Contrairement à AMG, qui s’est fait racheter par Daimler-Benz au milieu des années 2000, Arden, comme Brabus, revendique farouchement son indépendance. Et la relève est assurée, Julius s’inscrivant dans les pas de son père. Jochen a tellement réussi son pari qu’il a pu, au fil des ans, « amasser » de quoi se payer une Mercedes 300 SL roadster et une Ferrari F40. Il a également acquis un château du XIVe siècle qui deviendra un écrin déstiné à organiser « solennellement » la remise des clés à ses clients VIP (pléonasme ?!) et organiser des rassemblements Oldtimer.
Interview: 4 questions à Jochen Arden
Comment travaillez vous ?
Nous sommes des pionniers: Jaguar nous a suivi, suite à notre XJ-S “full cabriolet” ou à l’ABS installés par nos soins et pour la première fois sur une Jaguar. Nous développons nos propres compresseurs, testons tous nos kits carrosserie en soufflerie et travaillons avec les meilleurs faiseurs allemands comme Bilstein. Notre équipe compte 15 techniciens hautement qualifiés.
Quels sont vos prochains projets ?
Notre département Arden Heritage proposera bientôt à nos clients de participer à des épreuves historiques. Pour les modèles actuels, nous nous concentrons sur les dernières Range Rover, Jaguar, Mini et Bentley..
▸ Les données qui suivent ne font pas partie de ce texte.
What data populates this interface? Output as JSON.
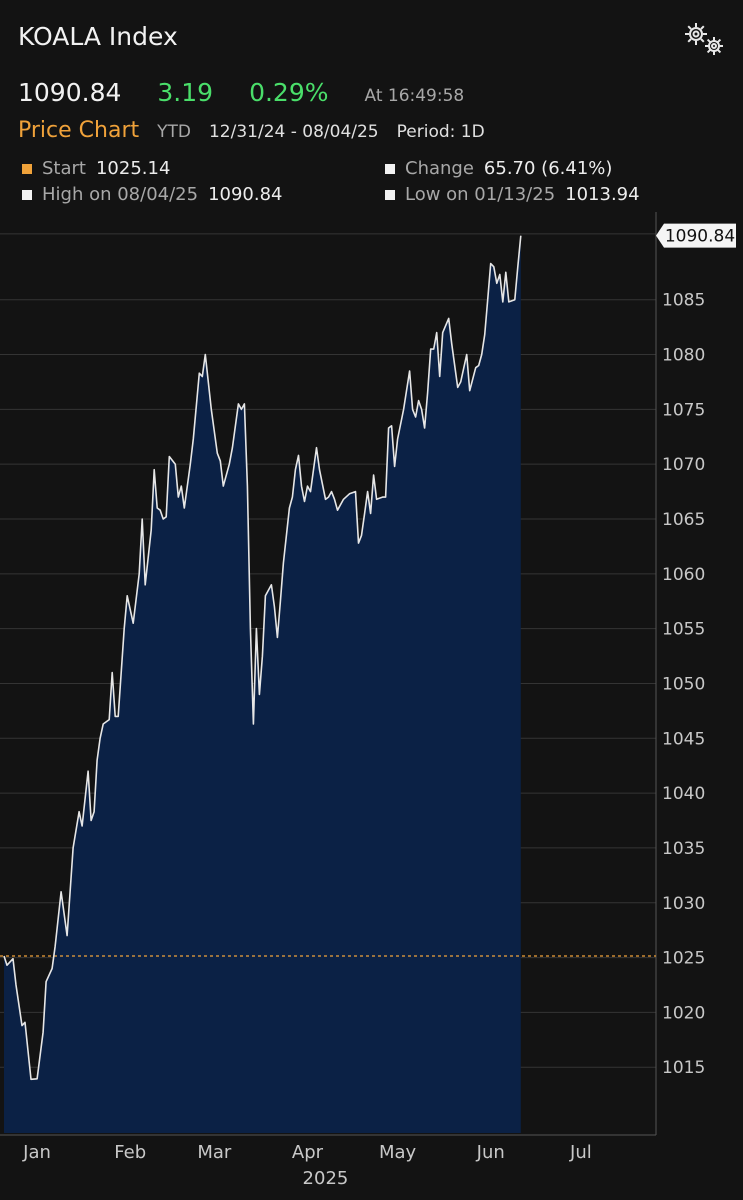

Quels sont vos principaux marchés ?
L’Allemagne, puis d’autres pays d’Europe, la Russie et la Chine, deux pays où nous sommes représentés par le réseau Jaguar/Land Rover. Nos clients sont des businessman, des noms à particule, des artistes ou encore proviennent du sport automobile. Mais nous ne dévoilons aucun nom , discrétion oblige !
De quoi êtes-vous le plus fier?
D’être présent sur ce marché de niche depuis plus de 40 ans. Notre crédo: « Made in Germany, designed for the World ».